Le secteur du textile éco responsable progresse, mais la majorité des fibres utilisées reste importée. Même dans le bio, la dépendance au coton étranger demeure forte.
Dans le Tarn-et-Garonne, un entrepreneur lance Kannavita, une marque de vêtements et accessoires en chanvre textile, avec l’ambition claire de relancer une filière locale structurée. Le projet s’appuie sur l’expertise de la coopérative Virgocoop, implantée à Caylus, dont le réseau couvre le Lot, le Lot-et-Garonne, l’Aveyron et le Tarn.
Au-delà d’une marque, il s’agit d’un repositionnement stratégique : produire, transformer et valoriser le chanvre en France.
Une filière chanvre textile historiquement française
La France est aujourd’hui le premier producteur européen de chanvre industriel. Pourtant, la transformation en textile reste marginale sur le territoire.
Historiquement, le chanvre servait à fabriquer :
- Cordages maritimes
- Voiles
- Tissus résistants
- Papiers techniques
- Toiles agricoles
Avec l’industrialisation du coton puis l’essor des fibres synthétiques, la filière textile chanvre française s’est affaiblie.
Aujourd’hui, plusieurs facteurs relancent l’intérêt :
- Hausse des exigences environnementales
- Recherche de matières durables
- Volonté de relocalisation
- Sensibilité accrue à la traçabilité
Le chanvre textile redevient une option crédible dans une logique de production locale.

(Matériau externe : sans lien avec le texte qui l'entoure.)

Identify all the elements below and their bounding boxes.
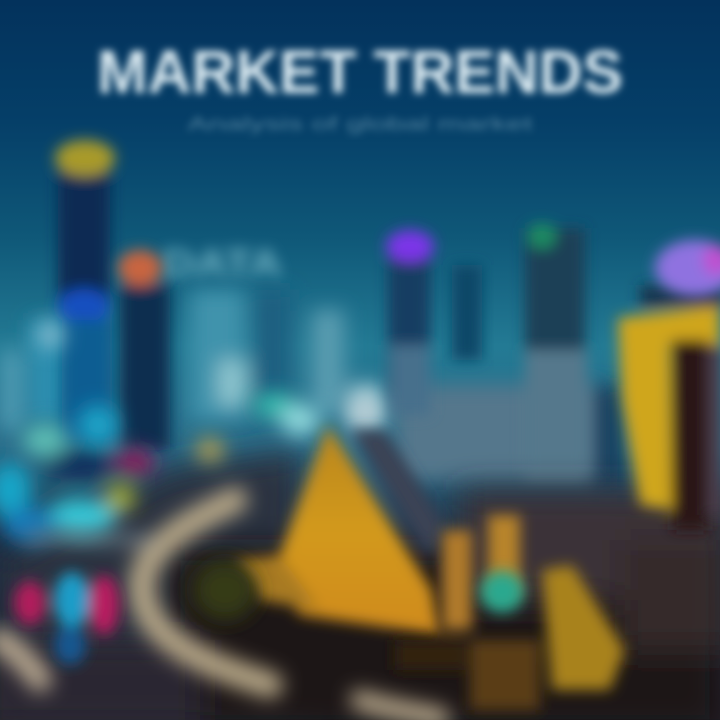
green shrubs on ground — [193, 560, 257, 620]
cyan and magenta lights on left — [0, 321, 381, 543]
grey central building block — [395, 385, 624, 495]
coloured street lights lower left — [14, 572, 119, 665]
yellow domed building on right — [618, 285, 720, 530]
dark ground base — [0, 490, 720, 720]
dark blue ground behind the road — [0, 450, 300, 720]
golden pyramid — [235, 425, 445, 635]
tower with orange top — [118, 250, 170, 450]
title: MARKET TRENDS — [97, 38, 623, 106]
curved road lights — [0, 500, 440, 718]
mid-distance pale towers — [0, 290, 382, 430]
glowing label above skyline: DATA — [162, 243, 282, 285]
golden buildings right of pyramid — [395, 515, 625, 710]
tall tower with yellow top — [55, 140, 115, 440]
tower with purple top — [386, 230, 434, 415]
teal light on gold building — [480, 571, 524, 613]
subtitle: Analysis of global market — [188, 114, 532, 134]
narrow dark tower — [452, 265, 482, 360]
purple dome — [655, 240, 720, 296]
tower with green top — [525, 223, 587, 480]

Le rôle structurant de la coopérative Virgocoop à Caylus
Basée à Caylus, la coopérative Virgocoop constitue un maillon essentiel du projet.

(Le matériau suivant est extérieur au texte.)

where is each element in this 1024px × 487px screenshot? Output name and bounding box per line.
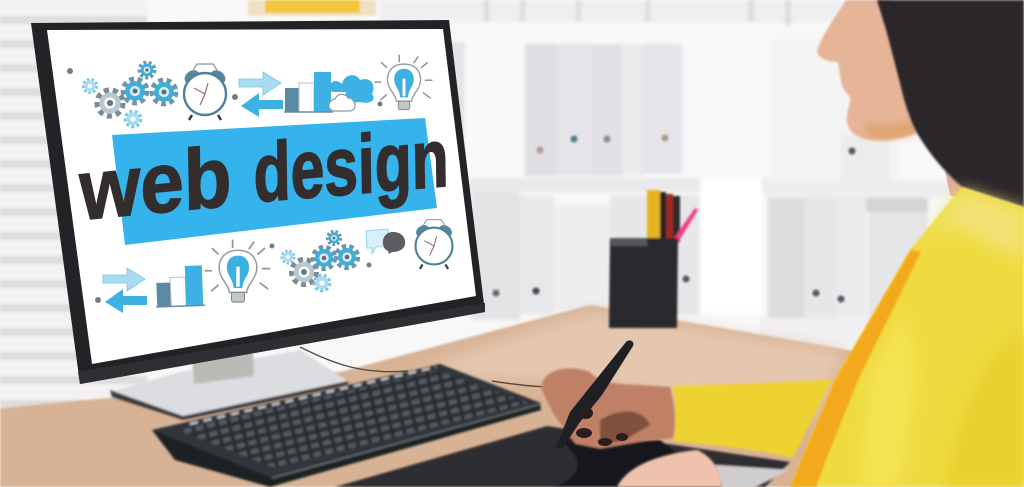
icon: bottom arrows: [103, 268, 147, 313]
icon: cloud: [329, 75, 374, 111]
right shelf unit: [770, 40, 900, 180]
top accent: blurred yellow object on shelf: [248, 0, 376, 16]
monitor screen: [47, 29, 476, 364]
woman: hair: [877, 0, 1024, 208]
icon: bottom gears: [282, 232, 358, 290]
pen holder with pencils: [609, 190, 698, 328]
woman: neck: [945, 170, 965, 200]
cable: [300, 347, 545, 387]
icon: top bar chart: [284, 72, 333, 112]
window blinds on the left: [0, 0, 147, 408]
icon: top arrows: [239, 72, 283, 117]
drawing tablet: [335, 426, 790, 487]
woman: yellow jacket: [790, 187, 1024, 487]
jacket collar highlight: [925, 190, 1024, 260]
heading: web design: [78, 112, 449, 239]
upper binders: [450, 42, 465, 172]
icon: bottom lightbulb: [205, 239, 270, 302]
desk highlight: [400, 312, 845, 420]
screen dots: [67, 68, 382, 303]
woman: resting hand: [617, 450, 722, 487]
stylus pen: [556, 340, 633, 449]
back shelves with white binders: [380, 0, 950, 348]
icon: top lightbulb: [375, 55, 432, 110]
woman: sleeve: [672, 379, 832, 458]
fingernails: [576, 407, 628, 446]
jacket shading: [860, 310, 914, 487]
monitor stand: [110, 350, 348, 420]
woman: face shading: [865, 120, 917, 139]
icon: bottom clock: [414, 220, 454, 269]
monitor bezel: [31, 20, 485, 384]
heading: web design: design: [253, 112, 449, 220]
woman: drawing hand: [541, 368, 675, 449]
keyboard: [152, 364, 541, 487]
binder holes: [492, 134, 856, 302]
woman: face: [817, 0, 917, 140]
lower binders: [472, 192, 520, 320]
icon: top gears: [84, 62, 176, 126]
jacket fold: [945, 330, 1024, 487]
top row: [380, 0, 840, 22]
heading: web design: web: [78, 129, 232, 239]
icon: chat bubbles: [366, 229, 405, 254]
blue text band: [112, 118, 437, 245]
monitor: [31, 20, 485, 384]
icon: bottom bar chart: [155, 265, 205, 307]
lower shelf ledge: [470, 178, 770, 192]
cork desk: [0, 305, 860, 487]
woman: orange lining: [790, 250, 921, 487]
icon: top clock: [182, 64, 228, 120]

Son implantation territoriale couvre :
- Tarn-et-Garonne
- Lot
- Lot-et-Garonne
- Aveyron
- Tarn
Cette organisation permet :
- Une production agricole structurée
- Une mutualisation des moyens
- Une meilleure traçabilité
- Une stabilité d’approvisionnement
Dans une filière textile, la maîtrise de l’amont est stratégique. Sans matière première locale sécurisée, il n’y a pas de cohérence éco responsable réelle.
Kannavita bénéficie ainsi d’un socle agricole existant, ce qui renforce la crédibilité du projet.
Pourquoi le chanvre textile est cohérent sur le plan environnemental
Le chanvre possède plusieurs caractéristiques techniques qui expliquent son retour dans les vêtements et accessoires éco responsables.
Faible besoin en eau
Comparé au coton, le chanvre nécessite peu d’irrigation.
Peu d’intrants chimiques
Il résiste naturellement aux parasites, limitant l’usage de pesticides.
Confort et respirabilité
La fibre régule naturellement l’humidité et s’assouplit avec le temps.
Les idées reçues sur les vêtements en chanvre
“C’est rêche et rigide”
Les techniques modernes de filage permettent d’obtenir des textiles souples. Certains mélanges avec du coton biologique améliorent encore le confort.
“Ce n’est pas esthétique”
Le chanvre peut être travaillé en différents grammages, coloris et finitions. Il ne se limite plus à un style rustique.
“C’est un marché marginal”
La demande pour les vêtements éco responsables progresse régulièrement. La limite actuelle réside davantage dans l’offre structurée que dans l’intérêt des consommateurs.
Kannavita : une marque alignée avec son territoire
Le positionnement de Kannavita repose sur une logique claire :
- Valoriser le chanvre textile local
- S’appuyer sur une coopérative régionale
- Réduire les intermédiaires
- Proposer des vêtements et accessoires cohérents avec les attentes éco responsables
La dimension territoriale devient un facteur différenciant.
Conclusion
Le chanvre textile revient progressivement au centre des enjeux environnementaux et économiques du secteur.
L’initiative de Kannavita dans le Tarn-et-Garonne, en lien avec la coopérative Virgocoop à Caylus et son réseau régional, illustre une tentative concrète de reconstruction de filière.
Pour les consommateurs engagés dans le bio et l’éco responsabilité, le chanvre ne constitue pas une tendance, mais une matière stratégique.
La question désormais n’est plus de savoir si le chanvre est pertinent, mais si suffisamment d’acteurs structureront une offre cohérente et durable sur le territoire français.